The above Energon description also states the fuel is a currency, much like oil. However, unlike oil, the Transformers use Energon for sustenance. Oil’s only really valuable for electricity and powering vehicles; it has no use outside of our socially constructed reality and carrot’s more valuable than gasoline without the society we inhabit. The Wikipedia source also assets that, “True energon is an emanation of Primus, the creator-god of the Transformers,” suggesting Energon is religious in nature. Essentially, the Transformers believe the energy sustaining them is part of a deity, a “part or parcel of God” (Thoreau). I’m having difficulty seeing the difference the predominant Western religion (capitalism) and the Transformers. For capitalism’s survival we need energy. We’ve built an entire civilization around the flow of power; without it we come to a standstill. Without Energon, the Transformers die. The similarities are interesting.

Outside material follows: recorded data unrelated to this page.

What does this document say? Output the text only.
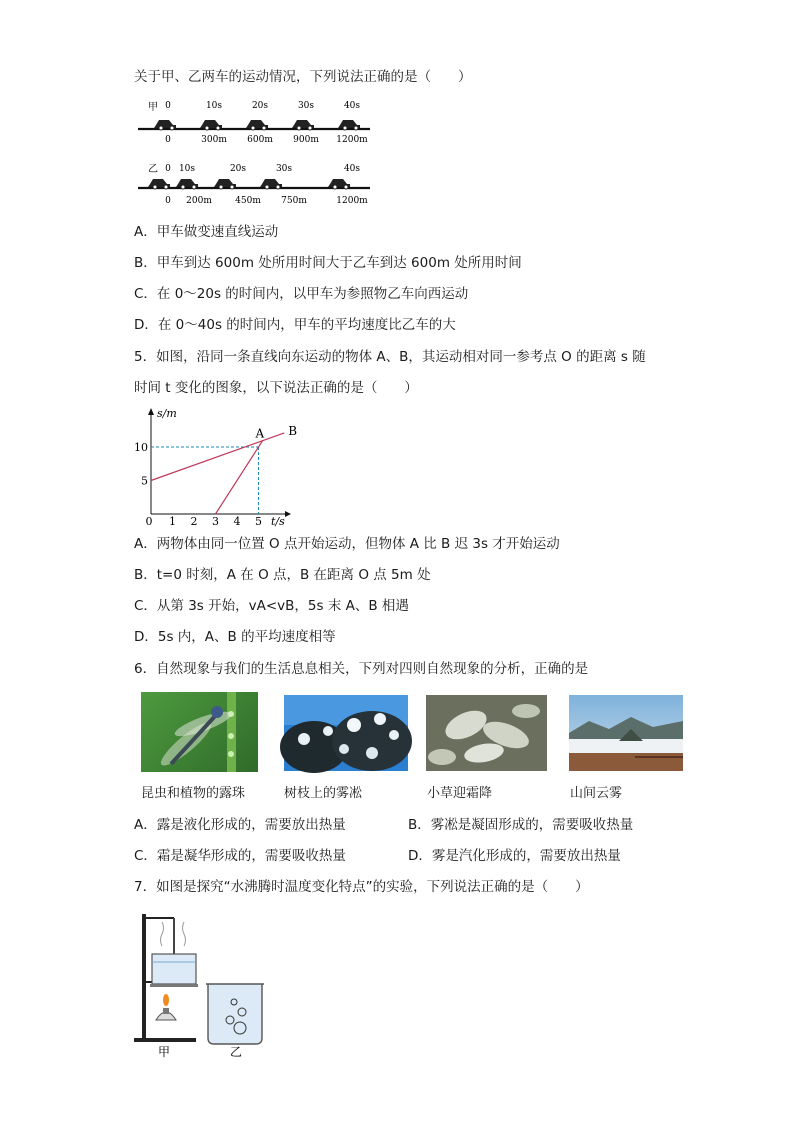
关于甲、乙两车的运动情况，下列说法正确的是（　　）
甲 0	10s	20s	30s	40s
0	300m 600m 900m 1200m
乙 0 10s	20s	30s	40s
0 200m	450m 750m	1200m
A．甲车做变速直线运动
B．甲车到达 600m 处所用时间大于乙车到达 600m 处所用时间
C．在 0～20s 的时间内，以甲车为参照物乙车向西运动
D．在 0～40s 的时间内，甲车的平均速度比乙车的大
5．如图，沿同一条直线向东运动的物体 A、B，其运动相对同一参考点 O 的距离 s 随
时间 t 变化的图象，以下说法正确的是（　　）
s/m
t/s
0 1 2 3 4 5
5
10
A B
A．两物体由同一位置 O 点开始运动，但物体 A 比 B 迟 3s 才开始运动
B．t=0 时刻，A 在 O 点，B 在距离 O 点 5m 处
C．从第 3s 开始，vA<vB，5s 末 A、B 相遇
D．5s 内，A、B 的平均速度相等
6．自然现象与我们的生活息息相关，下列对四则自然现象的分析，正确的是
昆虫和植物的露珠	树枝上的雾凇	小草迎霜降	山间云雾
A．露是液化形成的，需要放出热量	B．雾凇是凝固形成的，需要吸收热量
C．霜是凝华形成的，需要吸收热量	D．雾是汽化形成的，需要放出热量
7．如图是探究“水沸腾时温度变化特点”的实验，下列说法正确的是（　　）
甲	乙
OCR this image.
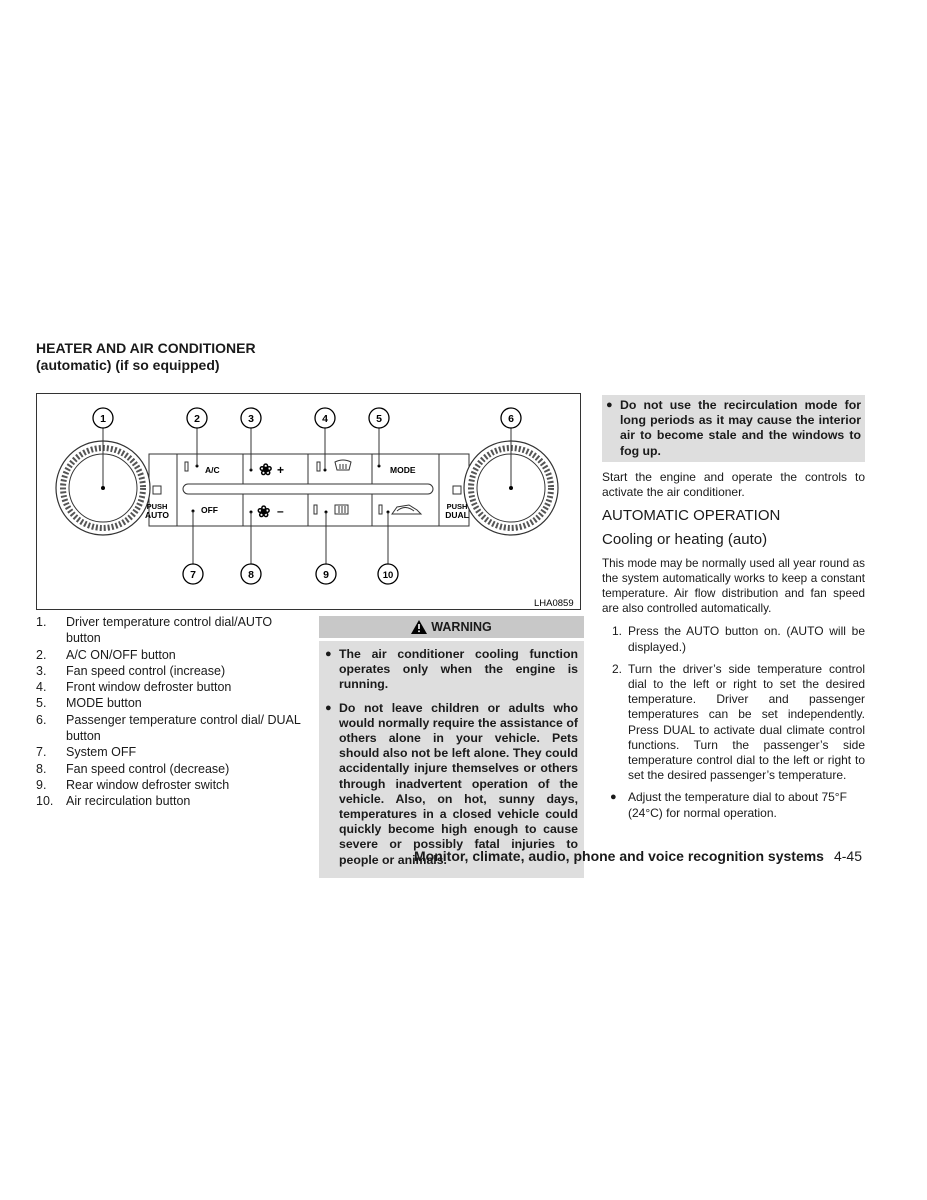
HEATER AND AIR CONDITIONER
(automatic) (if so equipped)
❀
❀
1	2	3	4	5	6
7	8	9	10
A/C	MODE
OFF
+
–
PUSH
AUTO
PUSH
DUAL
LHA0859
1.	Driver temperature control dial/AUTO button
2.	A/C ON/OFF button
3.	Fan speed control (increase)
4.	Front window defroster button
5.	MODE button
6.	Passenger temperature control dial/ DUAL button
7.	System OFF
8.	Fan speed control (decrease)
9.	Rear window defroster switch
10.	Air recirculation button
WARNING
● The air conditioner cooling function operates only when the engine is running.
● Do not leave children or adults who would normally require the assistance of others alone in your vehicle. Pets should also not be left alone. They could accidentally injure themselves or others through inadvertent operation of the vehicle. Also, on hot, sunny days, temperatures in a closed vehicle could quickly become high enough to cause severe or possibly fatal injuries to people or animals.
● Do not use the recirculation mode for long periods as it may cause the interior air to become stale and the windows to fog up.

Start the engine and operate the controls to activate the air conditioner.

AUTOMATIC OPERATION
Cooling or heating (auto)

This mode may be normally used all year round as the system automatically works to keep a constant temperature. Air flow distribution and fan speed are also controlled automatically.

1. Press the AUTO button on. (AUTO will be displayed.)
2. Turn the driver’s side temperature control dial to the left or right to set the desired temperature. Driver and passenger temperatures can be set independently. Press DUAL to activate dual climate control functions. Turn the passenger’s side temperature control dial to the left or right to set the desired passenger’s temperature.
● Adjust the temperature dial to about 75°F (24°C) for normal operation.
Monitor, climate, audio, phone and voice recognition systems 4-45
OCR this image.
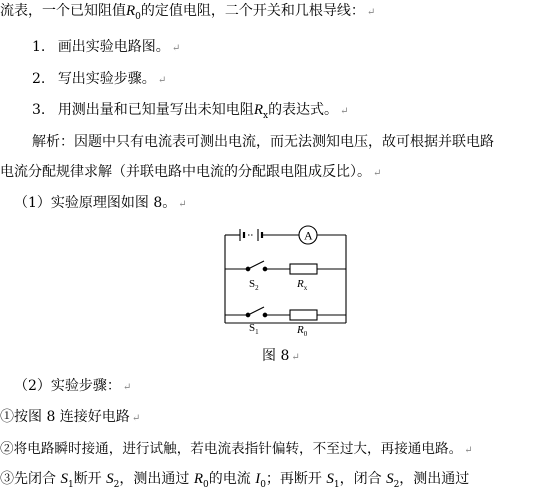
流表，一个已知阻值$R_0$的定值电阻，二个开关和几根导线： ↵
1. 画出实验电路图。 ↵
2. 写出实验步骤。 ↵
3. 用测出量和已知量写出未知电阻$R_x$的表达式。 ↵
解析：因题中只有电流表可测出电流，而无法测知电压，故可根据并联电路
电流分配规律求解（并联电路中电流的分配跟电阻成反比）。 ↵
（1）实验原理图如图 8。 ↵
A
$S_2$	$R_x$
$S_1$	$R_0$
图 8 ↵
（2）实验步骤： ↵
①按图 8 连接好电路 ↵
②将电路瞬时接通，进行试触，若电流表指针偏转，不至过大，再接通电路。 ↵
③先闭合 $S_1$断开 $S_2$，测出通过 $R_0$的电流 $I_0$；再断开 $S_1$，闭合 $S_2$，测出通过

Earlier in this essay I mentioned the Decepticons’ similarities with U.S. foreign policy, especially regarding oil. I feel placing all this exclusively on our government is a fallacy, since America’s attempts to usurp the natural resources of other nations isn’t a solo effort. Instead it’s done in conjuncture with various energy conglomerates, which are also responsible for subjugating indigenous populations for resources. Shell’s actions in Nigeria come to mind, especially Shell bribing Nigeria’s puppet government into killing dissidents, fighting for the survival of their people and environment. Once again, the Decepticons engage in similar activities, manipulating populations (through both fear and violence) so they can accrue Energon.
The Autobots exhibit many positive traits common to America’s population and government, whereas the Decepticons are the antithesis: conniving, crude, and malevolent. I would be wrong if I said the United States directly resembles the Decepticons since our nation, and even our government, is capable of munificent actions. It’s possible the Autobots and Decepticons represent the duality of America – its institutions and citizenry. The Decepticons symbolize American corporations and multi-national conglomerates, which according to the documentary The Corporation, are both psychotic and sociopaths. They also represent many facets of America’s foreign policy, which many times are belligerent and vile. The Autobots are the benevolent aspects of America’s foreign policy: kind, compassionate, and helpful. The Autobots’ actions, like America’s, aren’t always altruistic, but there are many instances where our nation’s actions benefit both us and those on the receiving end. The Autobots want energy, but they’re not willing to destroy for it, somewhat resembling America’s food for oil program (although many aspects of this agenda are quite self-serving). Ultimately, I can’t help believing the protagonists and antagonists of this mediocre cartoon resemble two sides of the same coin, showing the duality of American, and also Western, ideology. Like Trey Parker and Matt Stone said once on South Park (and unfortunately I’m paraphrasing here), “America wants to have its cake and eat it too.”